June 26, 2014

Health Canada and Novartis Pharmaceuticals Canada Inc. Revise Gilenya Label

In accordance with Health Canada, Novartis has updated the Gilenya label to include revised guidance surrounding first dose monitoring, use in people with certain cardiovascular risk factors, and how to re-initiate treatment with Gilenya, should it be interrupted.

The revised labeling recommends that people have their blood pressure and heart rate measured hourly over a six-hour observation period, and that an electrocardiogram (ECG) be obtained prior to and at 6 hours after the first dose. The updated label also includes revised patient selection criteria based on certain cardiovascular considerations to help identify suitable candidates for treatment with Gilenya. The updated first-dose monitoring recommendations do not affect people who are already being treated with Gilenya unless treatment is reinitiated after discontinuation.

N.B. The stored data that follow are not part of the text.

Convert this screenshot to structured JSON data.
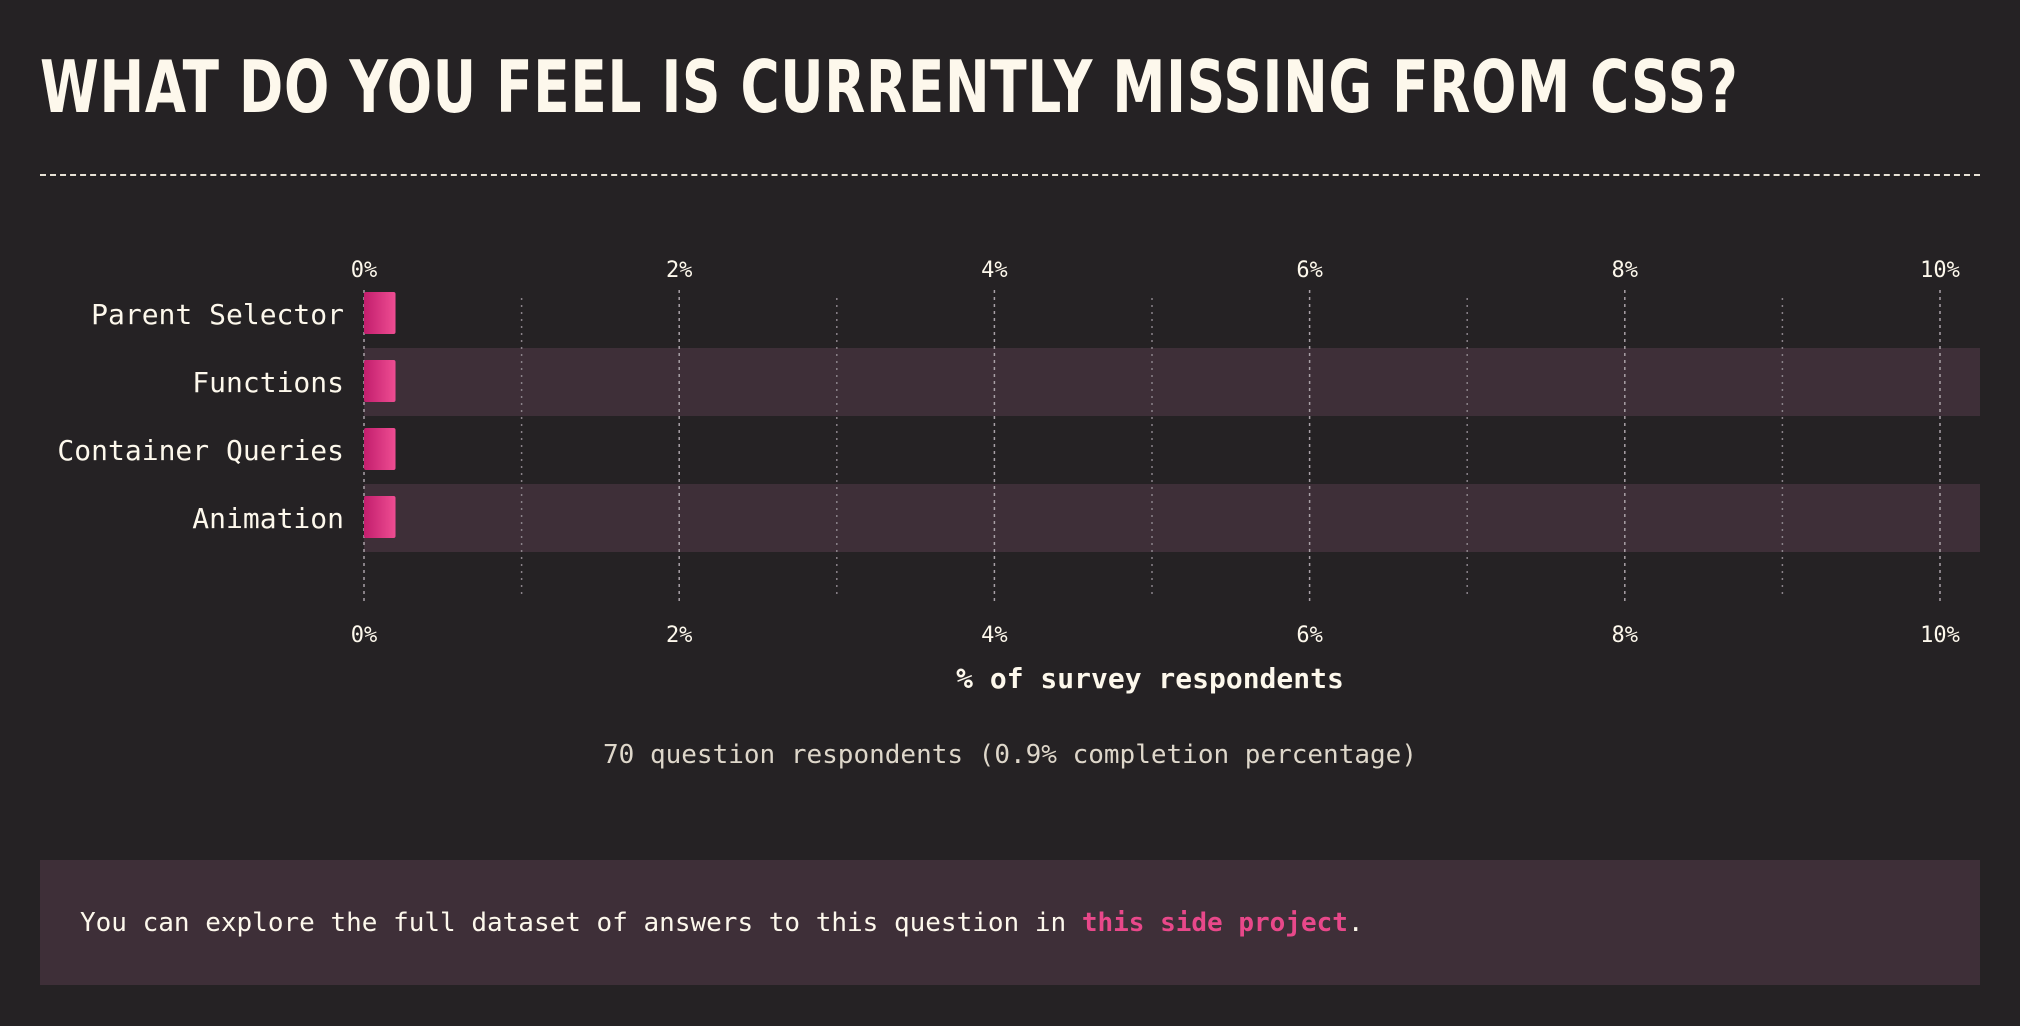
{
  "page": {
    "title": "What do you feel is currently missing from CSS?",
    "respondents_note": "70 question respondents (0.9% completion percentage)",
    "callout": {
      "prefix": "You can explore the full dataset of answers to this question in ",
      "link_label": "this side project",
      "suffix": "."
    }
  },
  "colors": {
    "background": "#252224",
    "band": "#3e2f38",
    "bar_start": "#c21e6d",
    "bar_end": "#ee4d92",
    "text": "#fdf8ec",
    "link": "#e8488a"
  },
  "chart_data": {
    "type": "bar",
    "orientation": "horizontal",
    "categories": [
      "Parent Selector",
      "Functions",
      "Container Queries",
      "Animation"
    ],
    "values": [
      0.2,
      0.2,
      0.2,
      0.2
    ],
    "xlim": [
      0,
      10
    ],
    "xticks": [
      0,
      2,
      4,
      6,
      8,
      10
    ],
    "tick_labels": [
      "0%",
      "2%",
      "4%",
      "6%",
      "8%",
      "10%"
    ],
    "minor_ticks": [
      1,
      3,
      5,
      7,
      9
    ],
    "xlabel": "% of survey respondents",
    "tick_labels_top_and_bottom": true,
    "alternating_row_bands": true
  }
}
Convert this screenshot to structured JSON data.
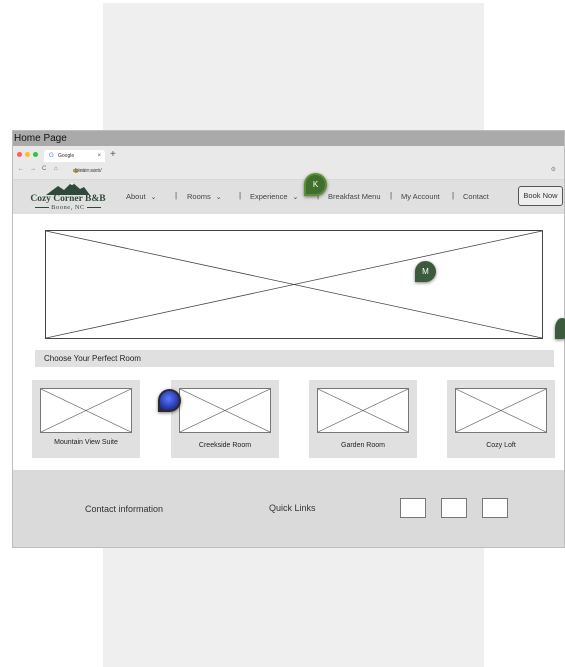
{
  "frame": {
    "title": "Home Page"
  },
  "browser": {
    "tab_label": "Google",
    "tab_icon": "G",
    "tab_close": "×",
    "new_tab": "+",
    "nav_back": "←",
    "nav_forward": "→",
    "nav_reload": "C",
    "nav_home": "⌂",
    "url_host": "domain.com/",
    "url_path": "subdomain/"
  },
  "site": {
    "logo": {
      "title": "Cozy Corner B&B",
      "subtitle": "Boone, NC"
    },
    "menu": [
      {
        "label": "About",
        "chevron": "⌄"
      },
      {
        "label": "Rooms",
        "chevron": "⌄"
      },
      {
        "label": "Experience",
        "chevron": "⌄"
      },
      {
        "label": "Breakfast Menu"
      },
      {
        "label": "My Account"
      },
      {
        "label": "Contact"
      }
    ],
    "separator": "|",
    "book_button": "Book Now"
  },
  "section": {
    "title": "Choose Your Perfect Room"
  },
  "rooms": [
    {
      "name": "Mountain View Suite"
    },
    {
      "name": "Creekside Room"
    },
    {
      "name": "Garden Room"
    },
    {
      "name": "Cozy Loft"
    }
  ],
  "footer": {
    "contact": "Contact information",
    "quick_links": "Quick Links"
  },
  "comments": [
    {
      "initial": "K"
    },
    {
      "initial": "M"
    }
  ],
  "colors": {
    "brand_green": "#2f4a3a",
    "comment_green": "#3f6f2a",
    "nav_bg": "#e0e0e0"
  }
}
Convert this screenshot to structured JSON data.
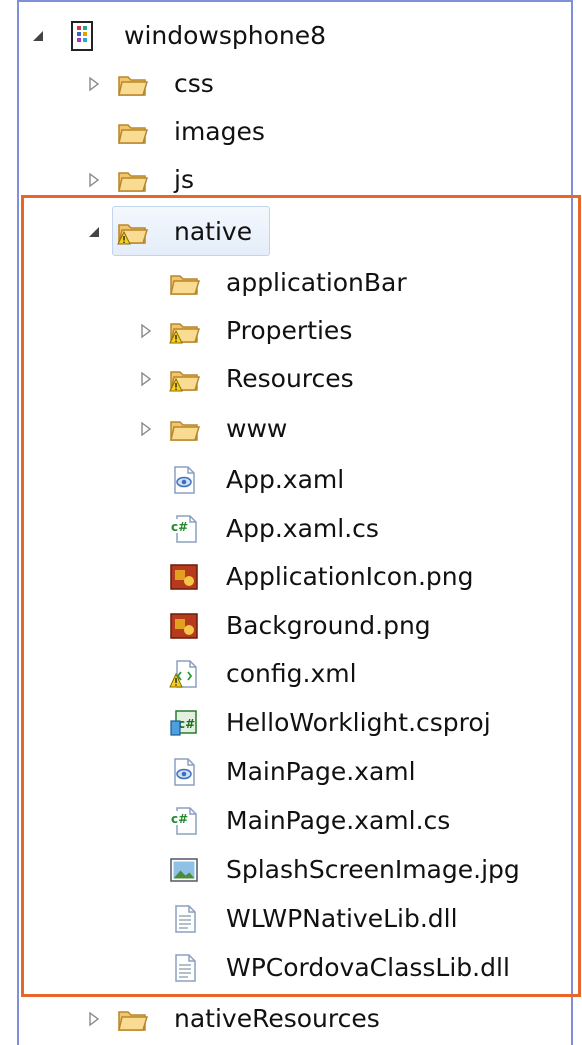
{
  "colors": {
    "accent_border": "#e8662a",
    "frame_border": "#7f8fd8",
    "folder": "#f2c46b"
  },
  "tree": {
    "root": {
      "label": "windowsphone8",
      "icon": "project-icon",
      "expanded": true
    },
    "items": [
      {
        "label": "css",
        "icon": "folder-icon",
        "expander": "collapsed"
      },
      {
        "label": "images",
        "icon": "folder-icon",
        "expander": "none"
      },
      {
        "label": "js",
        "icon": "folder-icon",
        "expander": "collapsed"
      },
      {
        "label": "native",
        "icon": "folder-warning-icon",
        "expander": "expanded",
        "selected": true
      },
      {
        "label": "applicationBar",
        "icon": "folder-icon",
        "expander": "none"
      },
      {
        "label": "Properties",
        "icon": "folder-warning-icon",
        "expander": "collapsed"
      },
      {
        "label": "Resources",
        "icon": "folder-warning-icon",
        "expander": "collapsed"
      },
      {
        "label": "www",
        "icon": "folder-icon",
        "expander": "collapsed"
      },
      {
        "label": "App.xaml",
        "icon": "xaml-file-icon",
        "expander": "none"
      },
      {
        "label": "App.xaml.cs",
        "icon": "csharp-file-icon",
        "expander": "none"
      },
      {
        "label": "ApplicationIcon.png",
        "icon": "png-image-icon",
        "expander": "none"
      },
      {
        "label": "Background.png",
        "icon": "png-image-icon",
        "expander": "none"
      },
      {
        "label": "config.xml",
        "icon": "xml-warning-icon",
        "expander": "none"
      },
      {
        "label": "HelloWorklight.csproj",
        "icon": "csproj-icon",
        "expander": "none"
      },
      {
        "label": "MainPage.xaml",
        "icon": "xaml-file-icon",
        "expander": "none"
      },
      {
        "label": "MainPage.xaml.cs",
        "icon": "csharp-file-icon",
        "expander": "none"
      },
      {
        "label": "SplashScreenImage.jpg",
        "icon": "jpg-image-icon",
        "expander": "none"
      },
      {
        "label": "WLWPNativeLib.dll",
        "icon": "dll-file-icon",
        "expander": "none"
      },
      {
        "label": "WPCordovaClassLib.dll",
        "icon": "dll-file-icon",
        "expander": "none"
      },
      {
        "label": "nativeResources",
        "icon": "folder-icon",
        "expander": "collapsed"
      }
    ]
  }
}
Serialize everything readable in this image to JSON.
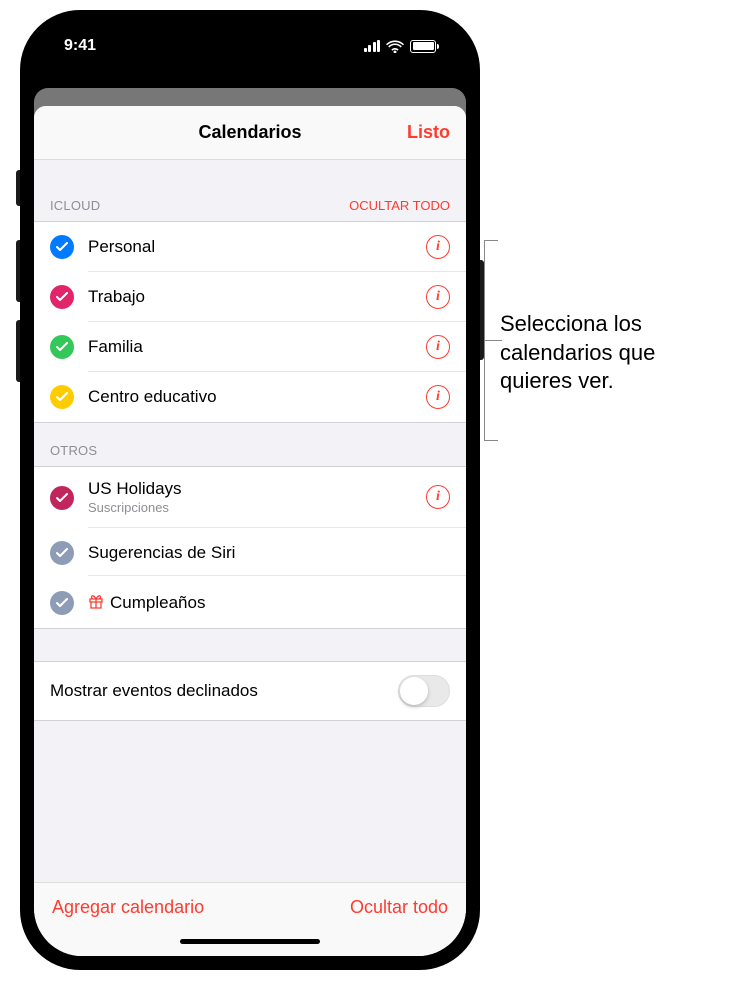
{
  "status_bar": {
    "time": "9:41"
  },
  "modal": {
    "title": "Calendarios",
    "done": "Listo"
  },
  "sections": {
    "icloud": {
      "label": "ICLOUD",
      "action": "OCULTAR TODO",
      "items": [
        {
          "label": "Personal",
          "color": "#007aff"
        },
        {
          "label": "Trabajo",
          "color": "#e2246b"
        },
        {
          "label": "Familia",
          "color": "#34c759"
        },
        {
          "label": "Centro educativo",
          "color": "#ffcc00"
        }
      ]
    },
    "others": {
      "label": "OTROS",
      "items": [
        {
          "label": "US Holidays",
          "sub": "Suscripciones",
          "color": "#c2255c",
          "info": true
        },
        {
          "label": "Sugerencias de Siri",
          "color": "#8e9db5",
          "info": false
        },
        {
          "label": "Cumpleaños",
          "color": "#8e9db5",
          "info": false,
          "icon": "gift"
        }
      ]
    }
  },
  "declined_row": {
    "label": "Mostrar eventos declinados",
    "on": false
  },
  "footer": {
    "add": "Agregar calendario",
    "hide_all": "Ocultar todo"
  },
  "callout": "Selecciona los calendarios que quieres ver."
}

The updated Health Canada label for Gilenya recommends continued or extended monitoring (including overnight) following the first dose for people who meet the specific clinical criteria. Novartis stated that they are working with Canadian health care professionals and MS clinics to ensure the new prescribing guidelines are implemented as quickly as possible.

Individuals taking Gilenya who experience symptoms of heart problems should report them immediately to their doctor. Symptoms include chest pain, slow or irregular heartbeat, or feeling dizzy. Individuals should not stop taking Gilenya without talking to their healthcare professional. For further information or questions related to Gilenya’s safety, individuals are encouraged to contact the patient support line at Novartis Pharmaceuticals Canada Inc. at 1-855-745-5467 or their prescribing doctor.

Before starting treatment with Gilenya, individuals should inform their doctor if they are taking other medications such as drugs used to treat abnormal heart rhythms (i.e. beta blockers or calcium channel blockers) or if they have a history of heart-related problems such as low heart rate, heart rhythm disorders, congestive heart failure, or fainting.